Study of Ubiquitinating Enzymes Essential for Cell Proliferation

  • Author(s): Jin, Lingyan
  • Advisor(s): Rape, Michael
  • et al.

Ubiquitination is a form of post-translational modification of proteins, in which the 76-residue ubiquitin polypeptide is conjugated to the lysine residues of either the substrate protein or the preceding ubiquitin molecule. Ubiquitination requires the sequential action of three types of ubiquitin enzymes: the ubiquitin activating enzyme (E1), the conjugating enzyme (E2) and the ligase (E3). In human genome, there are two different E1s, ~40 E2s and more than 600 E3s. Ubiquitination regulates a variety of cellular processes, including cell cycle progression, induction of inflammatory response, or intracellular protein trafficking. The anaphase-promoting complex/cyclosome (APC/C) and the SCF are two important E3 ligases regulating cell cycle progression. Understanding how they recognize their substrates and how their enzymatic activity is regulated will provide valuable clues for inhibiting unchecked cell proliferation such as in cancer. The objective of this dissertation is twofold: 1) Chapter 1: understanding how APC/C forms ubiquitin chains on its substrates. We found that APC/C preferentially uses lysine11 of ubiquitin to assemble ubiquitin chains on its substrates. By recognizing the same motif present in both the substrates and ubiquitin, APC/C switches from initial modification of the substrate to processive chain elongation, leading to the rapid turnover of its substrates. 2) Chapter 2 to 5: identifying Cul3Klhl12, a structural relative of SCF, as an essential ubiquitin ligase in embryonic stem cells (ESCs).
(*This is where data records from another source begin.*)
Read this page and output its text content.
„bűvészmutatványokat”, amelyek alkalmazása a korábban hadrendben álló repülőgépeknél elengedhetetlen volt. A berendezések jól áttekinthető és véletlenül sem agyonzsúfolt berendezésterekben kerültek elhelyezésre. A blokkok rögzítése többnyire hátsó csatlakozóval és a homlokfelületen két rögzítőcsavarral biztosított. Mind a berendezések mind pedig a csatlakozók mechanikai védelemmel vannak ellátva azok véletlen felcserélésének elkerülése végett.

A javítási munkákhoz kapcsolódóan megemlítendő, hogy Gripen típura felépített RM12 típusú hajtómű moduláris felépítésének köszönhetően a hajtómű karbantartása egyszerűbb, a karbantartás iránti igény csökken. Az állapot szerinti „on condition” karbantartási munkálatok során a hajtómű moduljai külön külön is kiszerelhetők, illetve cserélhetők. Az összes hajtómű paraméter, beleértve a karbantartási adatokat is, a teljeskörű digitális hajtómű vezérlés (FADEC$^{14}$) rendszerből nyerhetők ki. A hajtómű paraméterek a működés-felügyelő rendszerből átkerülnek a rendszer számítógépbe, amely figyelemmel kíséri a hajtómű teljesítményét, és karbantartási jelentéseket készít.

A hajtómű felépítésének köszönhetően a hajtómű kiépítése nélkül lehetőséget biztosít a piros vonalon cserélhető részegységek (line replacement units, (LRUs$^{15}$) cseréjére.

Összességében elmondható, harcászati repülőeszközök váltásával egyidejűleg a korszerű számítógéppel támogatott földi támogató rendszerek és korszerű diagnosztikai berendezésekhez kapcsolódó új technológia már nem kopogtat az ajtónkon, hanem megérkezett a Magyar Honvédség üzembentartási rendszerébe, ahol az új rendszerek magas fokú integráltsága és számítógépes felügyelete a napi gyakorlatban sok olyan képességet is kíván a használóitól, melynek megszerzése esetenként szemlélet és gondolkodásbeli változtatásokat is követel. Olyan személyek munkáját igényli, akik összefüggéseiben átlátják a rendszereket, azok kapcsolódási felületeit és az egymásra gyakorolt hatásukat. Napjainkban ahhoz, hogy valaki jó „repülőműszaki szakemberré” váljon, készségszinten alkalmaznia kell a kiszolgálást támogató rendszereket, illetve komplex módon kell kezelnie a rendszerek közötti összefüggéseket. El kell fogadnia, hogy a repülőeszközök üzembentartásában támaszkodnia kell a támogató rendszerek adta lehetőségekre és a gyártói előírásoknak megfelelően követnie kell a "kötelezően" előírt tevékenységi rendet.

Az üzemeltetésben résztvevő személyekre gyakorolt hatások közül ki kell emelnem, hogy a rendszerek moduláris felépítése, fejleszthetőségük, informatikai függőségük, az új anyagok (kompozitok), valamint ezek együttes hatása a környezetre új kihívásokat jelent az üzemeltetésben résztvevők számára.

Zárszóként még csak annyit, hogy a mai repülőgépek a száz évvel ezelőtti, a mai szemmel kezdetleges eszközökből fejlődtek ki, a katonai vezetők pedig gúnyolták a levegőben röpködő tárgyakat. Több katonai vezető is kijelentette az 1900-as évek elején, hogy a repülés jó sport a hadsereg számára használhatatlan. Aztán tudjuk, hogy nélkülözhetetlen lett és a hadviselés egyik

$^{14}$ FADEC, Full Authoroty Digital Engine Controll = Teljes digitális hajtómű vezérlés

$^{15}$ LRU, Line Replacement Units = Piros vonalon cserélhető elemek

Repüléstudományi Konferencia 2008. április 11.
In an siRNA screen, we found that Cul3Klhl12 affects cell adhesion and proliferation of ES cells by regulating COPII-mediated protein trafficking. Cul3Klhl12 ubiquitinates Sec31A, a coat protein of COPII vesicles, and causes the enlargement of the vesicles. This enables the COPII-dependent transport and proper deposition of collagen, a major component of extracellular matrix (ECM).